Title:Integrated Bioinformatics Analysis and Target Drug Prediction of Inflammatory Bowel Disease Co-existent Diabetes Mellitus
Volume: 21
Issue: 2
Author(s): Lili Yang, Ning Wang, Yutong Wang, Wen Li, Ziyang Kong, Bin Zhang*Yaoyao Bian*
Affiliation:
- Department of Gastroenterology, Ningbo Municipal
Hospital of TCM, Affiliated Hospital of Zhejiang Chinese Medical University, Ningbo, 315012, China
- Jiangsu Provincial Engineering
Center of TCM External Medication Researching and Industrializing, Nanjing University of Chinese Medicine, Nanjing,
210023, China
- School of Acupuncture-Moxibustion and Tuina, School of Health Preservation and Rehabilitation,
Nanjing University of Chinese Medicine, Nanjing, 210023, China
Keywords:
Inflammatory bowel disease, diabetes mellitus, integrated bioinformatics analysis, targeted drug prediction, differentially expressed genes, gene expression omnibus public database.
Abstract:
Introduction: Inflammatory bowel disease (IBD) has become one of the public problems
worldwide and its incidence rate is increasing year by year. Its concomitant disease i.e.
diabetes mellitus (DM) has attracted more and more attention due to DM altering the progression
of IBD and leading to long periods of intermittent recurrence and deterioration. The common
mechanism and potential target drug of IBD with comorbid chronic conditions of DM were
explored.
Methods: Gene expression profile data were downloaded from the Gene Expression Omnibus
(GEO) public database. The differentially expressed genes (DEGs) were identified by R software.
GO annotation and pathway enrichment were performed, a protein-protein interaction
(PPI) network was constructed, associated lncRNAs were predicted and drug prediction targeting
key genes was made. Additionally, the regulatory network among core genes, associated
pathways, and predicted lncRNA in IBD with coexistent DM were visualized.

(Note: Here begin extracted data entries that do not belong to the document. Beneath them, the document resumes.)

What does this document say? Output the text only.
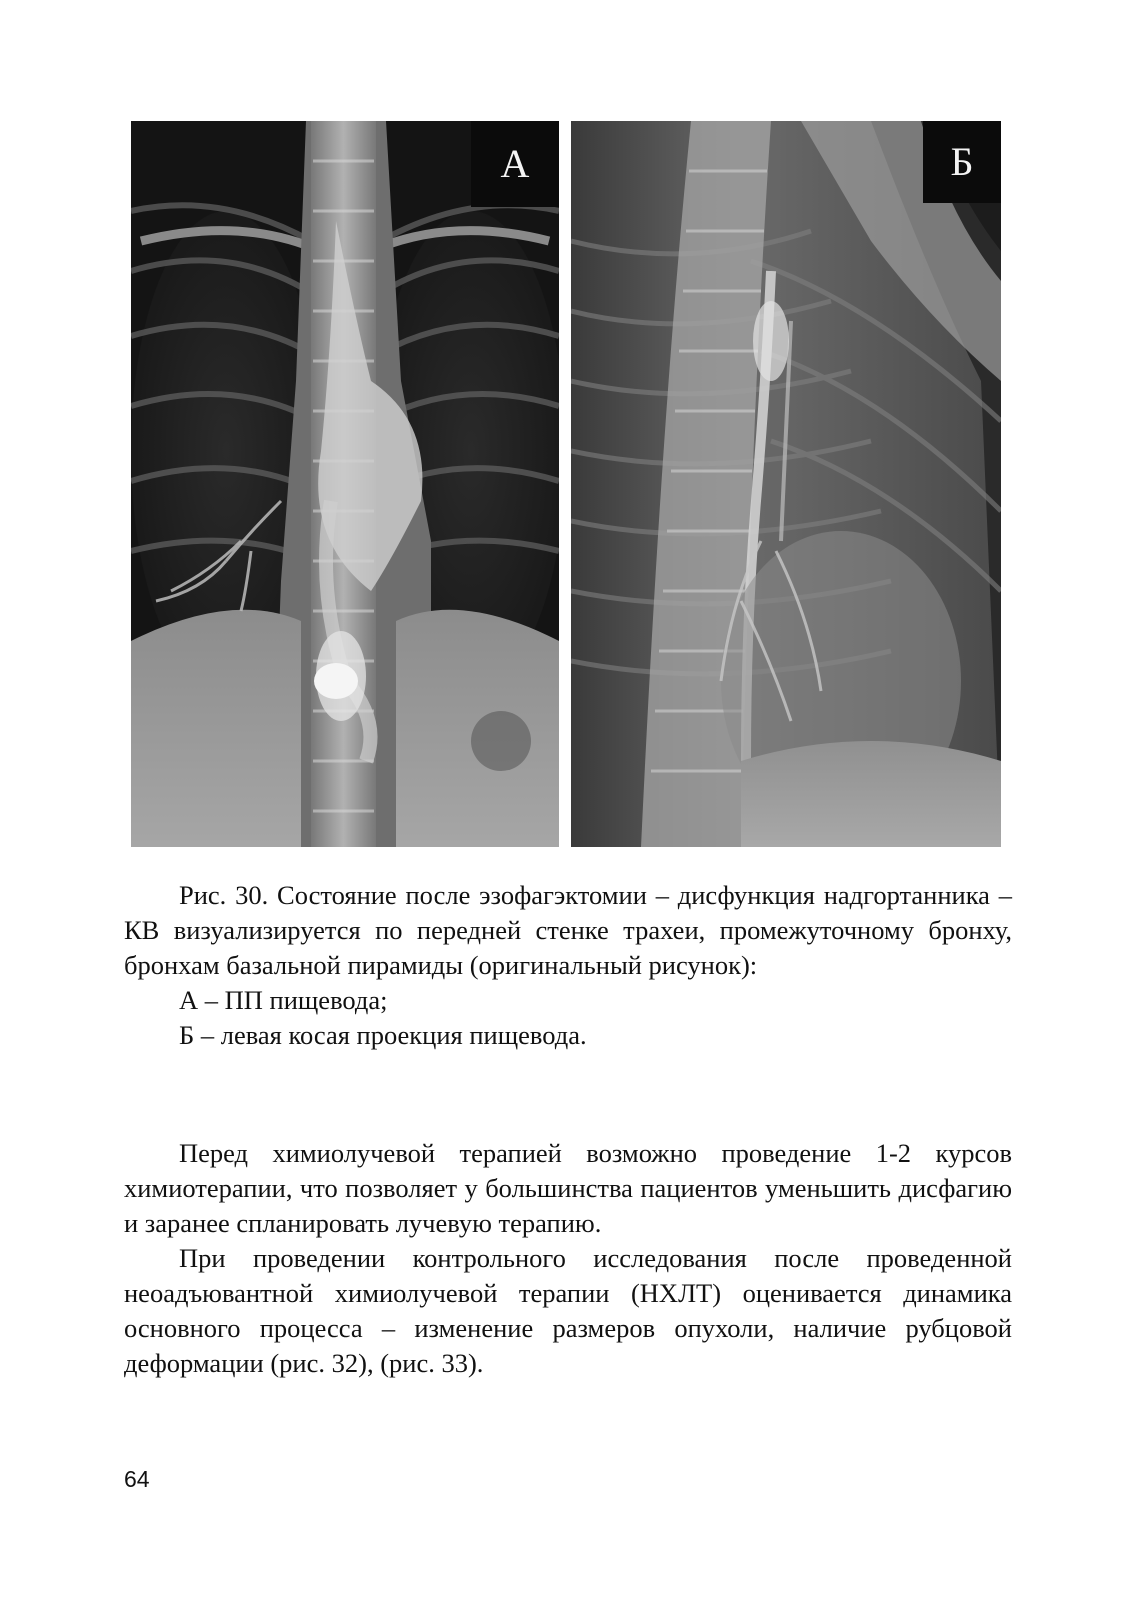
А	Б

Рис. 30. Состояние после эзофагэктомии – дисфункция надгортанника – КВ визуализируется по передней стенке трахеи, промежуточному бронху, бронхам базальной пирамиды (оригинальный рисунок):

А – ПП пищевода;
Б – левая косая проекция пищевода.

Перед химиолучевой терапией возможно проведение 1-2 курсов химиотерапии, что позволяет у большинства пациентов уменьшить дисфагию и заранее спланировать лучевую терапию.

При проведении контрольного исследования после проведенной неоадъювантной химиолучевой терапии (НХЛТ) оценивается динамика основного процесса – изменение размеров опухоли, наличие рубцовой деформации (рис. 32), (рис. 33).

64
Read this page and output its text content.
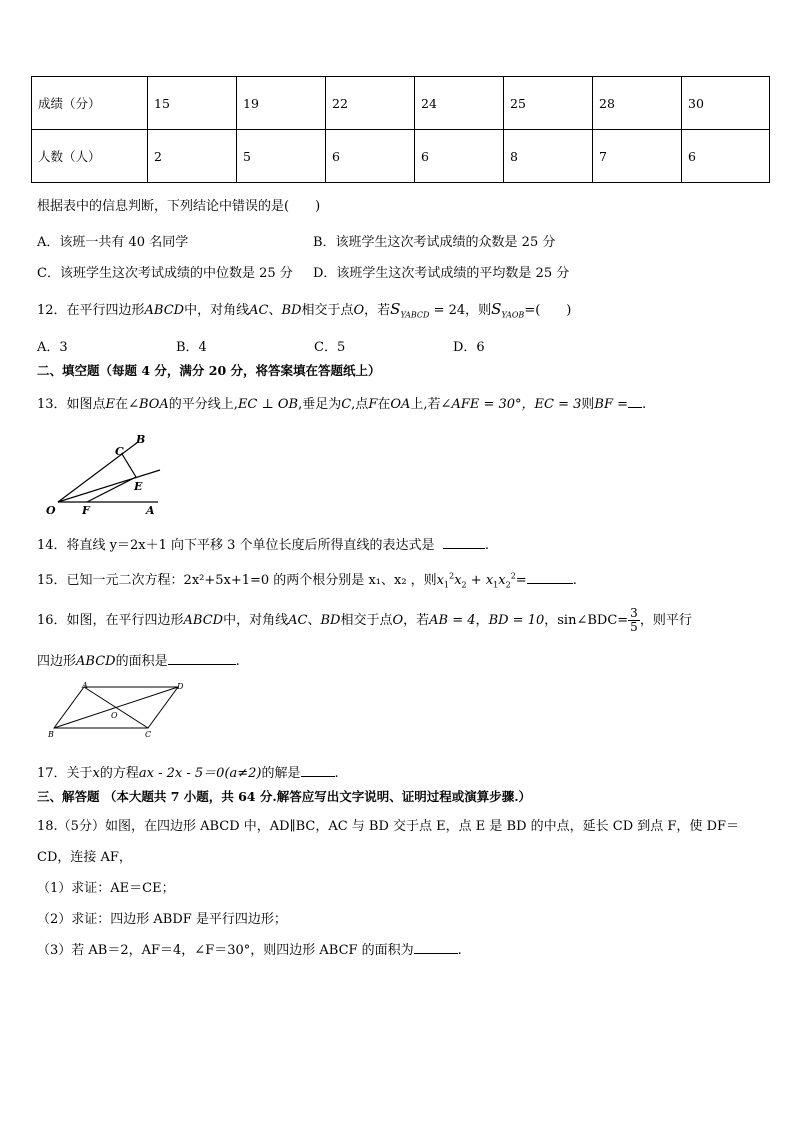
成绩（分）	15	19	22	24	25	28	30
人数（人）	2	5	6	6	8	7	6
根据表中的信息判断，下列结论中错误的是(　　)
A．该班一共有 40 名同学	B．该班学生这次考试成绩的众数是 25 分
C．该班学生这次考试成绩的中位数是 25 分 D．该班学生这次考试成绩的平均数是 25 分
12．在平行四边形ABCD中，对角线AC、BD相交于点O，若$S_{YABCD} = 24$，则$S_{YAOB}=$(　　)
A．3	B．4	C．5	D．6
二、填空题（每题 4 分，满分 20 分，将答案填在答题纸上）
13．如图点E在∠BOA的平分线上,EC ⊥ OB,垂足为C,点F在OA上,若∠AFE = 30°，EC = 3则BF = .
C
B
E
O F	A
14．将直线 y＝2x＋1 向下平移 3 个单位长度后所得直线的表达式是	.
15．已知一元二次方程：2x²+5x+1=0 的两个根分别是 x₁、x₂ ，则$x_1^2x_2 + x_1x_2^2=$	.
16．如图，在平行四边形ABCD中，对角线AC、BD相交于点O，若AB = 4，BD = 10，sin∠BDC= $\frac{3}{5}$ ，则平行
四边形ABCD的面积是	.
A	D
O
B	C
17．关于x的方程ax - 2x - 5＝0(a≠2)的解是	.
三、解答题 （本大题共 7 小题，共 64 分.解答应写出文字说明、证明过程或演算步骤.）
18.（5分）如图，在四边形 ABCD 中，AD∥BC，AC 与 BD 交于点 E，点 E 是 BD 的中点，延长 CD 到点 F，使 DF＝
CD，连接 AF，
（1）求证：AE＝CE；
（2）求证：四边形 ABDF 是平行四边形；
（3）若 AB＝2，AF＝4，∠F＝30°，则四边形 ABCF 的面积为	.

Results: We identified the critical gene MMP3 with lncRNA CDKN2BAS involved in the
PPAR pathway, which uncovered the underlying regulatory mechanism of IBD with coexistent
DM. We also predicted the potential therapeutic compound ZINC05905909 acting on MMP3.
Conclusion: Our findings revealed the regulatory mechanism chain of critical gene MMP3,
lncRNA CDKN2BAS, and PPAR pathway and provided potential therapeutic compound
ZINC05905909 for drug therapy to treat comorbid IBD DM.